Growing up in my parents church, there was one family that I spent all of my time with: the Spurlings. At the time they had anywhere between, well, when I first met them they had three kids, when I left the church, they had seven. I had a good run on determining what sex their unborn kids would be; and I was correct 90% of the time. Number ten through me off. I still see them a few times a year, at church concerts and such. In fact, my mom and I were planning on going to their house this week to visit. However, I just read on her blog that her husband had a heart attack on Monday night. Talk about hitting home. Wes is healthy, he works hard for a living, and eats well. God is still gracious though; He preserved Wes’ life, and even if He didn’t, He would still be gracious. Please pray for Wes Spurling, his wife Pam, their eleven kids and three grandkids. I know that they would greatly appreciate it.
So, this is almost a month late, but I am not fully understanding the new iphoto/ilife thing and how to upload them. Anywho, here are some pictures from Hannah’s birthday party from August 20. She didn’t eat cake or ice cream, and wouldn’t open her presents because everyone was looking at her, other then that she had fun.

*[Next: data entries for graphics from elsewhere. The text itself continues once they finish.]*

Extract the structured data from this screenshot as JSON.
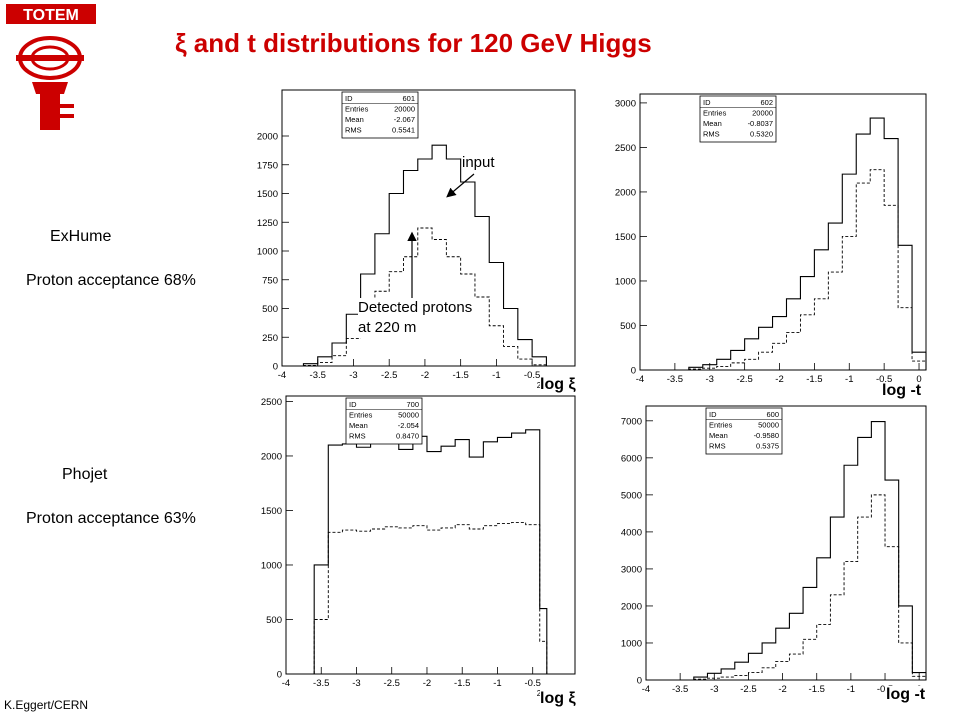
{
  "title": "ξ and t distributions for 120 GeV Higgs",
  "logo_text": "TOTEM",
  "footer": "K.Eggert/CERN",
  "labels": {
    "exhume": "ExHume",
    "exhume_acc": "Proton acceptance 68%",
    "phojet": "Phojet",
    "phojet_acc": "Proton acceptance 63%",
    "input": "input",
    "detected_1": "Detected protons",
    "detected_2": "at 220 m"
  },
  "colors": {
    "title": "#cc0000",
    "logo": "#cc0000"
  },
  "chart_data": [
    {
      "id": "exhume-xi",
      "type": "step",
      "xlabel": "log ξ",
      "axis_suffix": "220 m",
      "xlim": [
        -4,
        0.1
      ],
      "ylim": [
        0,
        2400
      ],
      "xticks": [
        -4,
        -3.5,
        -3,
        -2.5,
        -2,
        -1.5,
        -1,
        -0.5
      ],
      "yticks": [
        0,
        250,
        500,
        750,
        1000,
        1250,
        1500,
        1750,
        2000
      ],
      "stats": [
        [
          "ID",
          "601"
        ],
        [
          "Entries",
          "20000"
        ],
        [
          "Mean",
          "-2.067"
        ],
        [
          "RMS",
          "0.5541"
        ]
      ],
      "bin_edges": [
        -3.7,
        -3.5,
        -3.3,
        -3.1,
        -2.9,
        -2.7,
        -2.5,
        -2.3,
        -2.1,
        -1.9,
        -1.7,
        -1.5,
        -1.3,
        -1.1,
        -0.9,
        -0.7,
        -0.5,
        -0.3
      ],
      "series": [
        {
          "name": "input",
          "style": "solid",
          "values": [
            20,
            80,
            200,
            450,
            800,
            1150,
            1500,
            1700,
            1800,
            1920,
            1800,
            1600,
            1300,
            900,
            500,
            230,
            80
          ]
        },
        {
          "name": "Detected protons at 220 m",
          "style": "dashed",
          "values": [
            5,
            30,
            90,
            240,
            450,
            650,
            820,
            950,
            1200,
            1100,
            950,
            800,
            600,
            350,
            170,
            60,
            10
          ]
        }
      ]
    },
    {
      "id": "exhume-t",
      "type": "step",
      "xlabel": "log -t",
      "axis_suffix": "220 m",
      "xlim": [
        -4,
        0.1
      ],
      "ylim": [
        0,
        3100
      ],
      "xticks": [
        -4,
        -3.5,
        -3,
        -2.5,
        -2,
        -1.5,
        -1,
        -0.5,
        0
      ],
      "yticks": [
        0,
        500,
        1000,
        1500,
        2000,
        2500,
        3000
      ],
      "stats": [
        [
          "ID",
          "602"
        ],
        [
          "Entries",
          "20000"
        ],
        [
          "Mean",
          "-0.8037"
        ],
        [
          "RMS",
          "0.5320"
        ]
      ],
      "bin_edges": [
        -3.3,
        -3.1,
        -2.9,
        -2.7,
        -2.5,
        -2.3,
        -2.1,
        -1.9,
        -1.7,
        -1.5,
        -1.3,
        -1.1,
        -0.9,
        -0.7,
        -0.5,
        -0.3,
        -0.1,
        0.1
      ],
      "series": [
        {
          "name": "input",
          "style": "solid",
          "values": [
            30,
            60,
            120,
            220,
            350,
            480,
            600,
            800,
            1050,
            1350,
            1650,
            2200,
            2650,
            2830,
            2600,
            1400,
            200
          ]
        },
        {
          "name": "Detected protons",
          "style": "dashed",
          "values": [
            10,
            20,
            40,
            80,
            120,
            200,
            300,
            420,
            620,
            800,
            1100,
            1500,
            2100,
            2250,
            1850,
            700,
            100
          ]
        }
      ]
    },
    {
      "id": "phojet-xi",
      "type": "step",
      "xlabel": "log ξ",
      "axis_suffix": "220 m",
      "xlim": [
        -4,
        0.1
      ],
      "ylim": [
        0,
        2550
      ],
      "xticks": [
        -4,
        -3.5,
        -3,
        -2.5,
        -2,
        -1.5,
        -1,
        -0.5
      ],
      "yticks": [
        0,
        500,
        1000,
        1500,
        2000,
        2500
      ],
      "stats": [
        [
          "ID",
          "700"
        ],
        [
          "Entries",
          "50000"
        ],
        [
          "Mean",
          "-2.054"
        ],
        [
          "RMS",
          "0.8470"
        ]
      ],
      "bin_edges": [
        -3.6,
        -3.4,
        -3.2,
        -3.0,
        -2.8,
        -2.6,
        -2.4,
        -2.2,
        -2.0,
        -1.8,
        -1.6,
        -1.4,
        -1.2,
        -1.0,
        -0.8,
        -0.6,
        -0.4,
        -0.3
      ],
      "series": [
        {
          "name": "input",
          "style": "solid",
          "values": [
            1000,
            2100,
            2110,
            2080,
            2120,
            2150,
            2060,
            2180,
            2040,
            2090,
            2150,
            1990,
            2130,
            2170,
            2210,
            2240,
            600
          ]
        },
        {
          "name": "Detected protons",
          "style": "dashed",
          "values": [
            500,
            1300,
            1320,
            1310,
            1330,
            1350,
            1340,
            1360,
            1320,
            1340,
            1370,
            1330,
            1360,
            1380,
            1390,
            1370,
            300
          ]
        }
      ]
    },
    {
      "id": "phojet-t",
      "type": "step",
      "xlabel": "log -t",
      "axis_suffix": "220 m",
      "xlim": [
        -4,
        0.1
      ],
      "ylim": [
        0,
        7400
      ],
      "xticks": [
        -4,
        -3.5,
        -3,
        -2.5,
        -2,
        -1.5,
        -1,
        -0.5,
        0
      ],
      "yticks": [
        0,
        1000,
        2000,
        3000,
        4000,
        5000,
        6000,
        7000
      ],
      "stats": [
        [
          "ID",
          "600"
        ],
        [
          "Entries",
          "50000"
        ],
        [
          "Mean",
          "-0.9580"
        ],
        [
          "RMS",
          "0.5375"
        ]
      ],
      "bin_edges": [
        -3.3,
        -3.1,
        -2.9,
        -2.7,
        -2.5,
        -2.3,
        -2.1,
        -1.9,
        -1.7,
        -1.5,
        -1.3,
        -1.1,
        -0.9,
        -0.7,
        -0.5,
        -0.3,
        -0.1,
        0.1
      ],
      "series": [
        {
          "name": "input",
          "style": "solid",
          "values": [
            80,
            180,
            300,
            480,
            720,
            1000,
            1400,
            1800,
            2500,
            3300,
            4400,
            5800,
            6550,
            6980,
            5400,
            2000,
            200
          ]
        },
        {
          "name": "Detected protons",
          "style": "dashed",
          "values": [
            20,
            50,
            80,
            120,
            200,
            330,
            500,
            700,
            1100,
            1500,
            2300,
            3200,
            4400,
            5000,
            3600,
            1000,
            100
          ]
        }
      ]
    }
  ]
}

So, this morning I was reading in 1Corinthians 15, and verse 10 stuck out in a different way this morning. “But by the grace of God I am what I am, and His grace toward me was not in vain.” This has always been one of my favorite verse in the Corinthian letters because it is a slap in the face when you are complaining about where you are at in life. You are essentially complaining against God, that He did something wrong “By the grace of God I am what I am” However, this morning that is not what was brought to my attention. “His grace towards me was not in vain”. It was another gut check for me. Is God’s grace in MY life in vain? It is producing anything? What am I doing with His grace? Am I using it as a safe guard of my eternal destiny or more. Paul used it for something more as he goes on to say in verse 10 “….but I labored more abundantly than they all, yet, not I, but the grace of God which is in me.” He used the grace of God to work more effectively in his ministry…his life. I don’t want to just “rest in his grace” I want His grace to drive me to give of myself continually and fully. So, to the readers out there….how is God’s grace in you?

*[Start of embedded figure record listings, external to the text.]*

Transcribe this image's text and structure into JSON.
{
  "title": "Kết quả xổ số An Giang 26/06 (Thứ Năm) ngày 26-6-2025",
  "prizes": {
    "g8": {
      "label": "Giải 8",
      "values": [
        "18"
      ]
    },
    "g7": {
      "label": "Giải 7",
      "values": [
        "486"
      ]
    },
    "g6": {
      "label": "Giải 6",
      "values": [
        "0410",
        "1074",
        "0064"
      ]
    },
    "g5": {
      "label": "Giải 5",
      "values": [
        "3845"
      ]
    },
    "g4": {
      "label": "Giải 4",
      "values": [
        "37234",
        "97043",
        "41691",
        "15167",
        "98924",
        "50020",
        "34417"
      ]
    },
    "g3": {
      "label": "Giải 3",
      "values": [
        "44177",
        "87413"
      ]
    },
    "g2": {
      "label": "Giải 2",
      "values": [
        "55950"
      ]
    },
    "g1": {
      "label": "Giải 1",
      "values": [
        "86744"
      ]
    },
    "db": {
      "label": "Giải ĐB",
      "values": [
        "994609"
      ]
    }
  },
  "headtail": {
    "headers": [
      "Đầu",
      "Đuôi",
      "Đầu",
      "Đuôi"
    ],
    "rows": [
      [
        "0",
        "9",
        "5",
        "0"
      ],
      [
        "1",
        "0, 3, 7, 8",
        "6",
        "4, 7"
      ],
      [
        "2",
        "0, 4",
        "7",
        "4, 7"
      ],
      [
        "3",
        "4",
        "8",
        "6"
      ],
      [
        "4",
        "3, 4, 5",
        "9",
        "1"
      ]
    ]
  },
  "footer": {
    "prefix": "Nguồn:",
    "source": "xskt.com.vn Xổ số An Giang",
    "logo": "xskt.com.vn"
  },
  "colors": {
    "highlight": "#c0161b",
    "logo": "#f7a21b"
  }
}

So, on Labor Day we decided to hit the beach! We went to this little park in Everett called Howarth Park. It isn’t too well known and it is not an easy task to get there. But it is all sand and not a lot of people, which is always nice. Hannah freaked out when she got sand in her shoes, but then we switched to water shoes and she was fine. Ben, went crazy putting the sand in his hair and eating it! It was great and fun!